By David North on January 26, 2010

* With apologies to the late Ralph Chaplin, the I.W.W. organizer who wrote the words to "Solidarity Forever"

Here's a thought: Maybe before we consider another amnesty for illegal aliens, we should complete the last amnesty – the one voted by the Congress a generation ago, the Immigration Reform and Control Act of 1986.

Late last year some immigration lawyers and the U.S. Citizenship & Immigration Services settled a long-lived IRCA legalization dispute in favor of a small population of illegal aliens, who now have until January 31 of this year to file their individual claims.

The people involved, now a bit longer in tooth than when they first filed, have an interesting claim to illegal status, and thus eligibility for legalization under IRCA. Back in the late 1980s they had said that as of 1982, while they appeared to be in legal status (and thus ineligible for amnesty), they really were in illegal status, and that the government should have noticed. Most of the members of this class, for it was a class action suit, were foreign students but some had diplomatic passports.

There are hundreds, maybe thousands, in this category.

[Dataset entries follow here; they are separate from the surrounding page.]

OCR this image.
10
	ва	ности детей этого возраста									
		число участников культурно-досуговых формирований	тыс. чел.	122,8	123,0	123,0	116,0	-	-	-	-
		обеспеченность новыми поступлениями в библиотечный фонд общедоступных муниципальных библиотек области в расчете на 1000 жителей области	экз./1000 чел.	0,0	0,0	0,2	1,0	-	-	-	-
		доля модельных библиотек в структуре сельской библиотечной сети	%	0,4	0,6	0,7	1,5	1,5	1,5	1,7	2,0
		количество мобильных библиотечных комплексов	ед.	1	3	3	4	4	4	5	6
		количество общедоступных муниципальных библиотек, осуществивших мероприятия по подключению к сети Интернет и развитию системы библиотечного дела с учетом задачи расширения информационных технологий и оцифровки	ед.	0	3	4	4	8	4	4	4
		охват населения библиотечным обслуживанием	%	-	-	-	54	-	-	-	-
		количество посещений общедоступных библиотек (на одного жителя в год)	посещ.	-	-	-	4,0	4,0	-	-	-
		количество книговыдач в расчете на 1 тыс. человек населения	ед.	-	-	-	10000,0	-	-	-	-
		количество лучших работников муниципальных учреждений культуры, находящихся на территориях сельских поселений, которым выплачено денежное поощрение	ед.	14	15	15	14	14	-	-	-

Members of the class said that while they still had an apparently valid nonimmigrant visa at the time, that they had actually fallen into illegal status by dropping out of school or by failing to file a change-of-address card with INS. At the time INS refused to accept this argument, as did the first couple of judges to rule on the case. In 2002 the Ninth Circuit sent the dispute back to a district court for further proceedings, which led to the settlement. (Interpreter Releases, the immigration bar's scholarly trade paper, has an article on the subject in its December 14, 2009 issue.)

The traditional court dispute has the government saying "you are guilty," say, of bank robbery, while the defense attorneys say that their client is innocent. Here we have the government saying "you did not commit the bank robbery" while the defense attorneys argue that their clients had, in effect, robbed the bank.

The applicants are now free go to USCIS for further adjudication. Interpreter Releases, saying that the government had not publicized the settlement thoroughly enough, suggested that the deadline might be extended.

It may be well into 2011 before the last IRCA case is decided.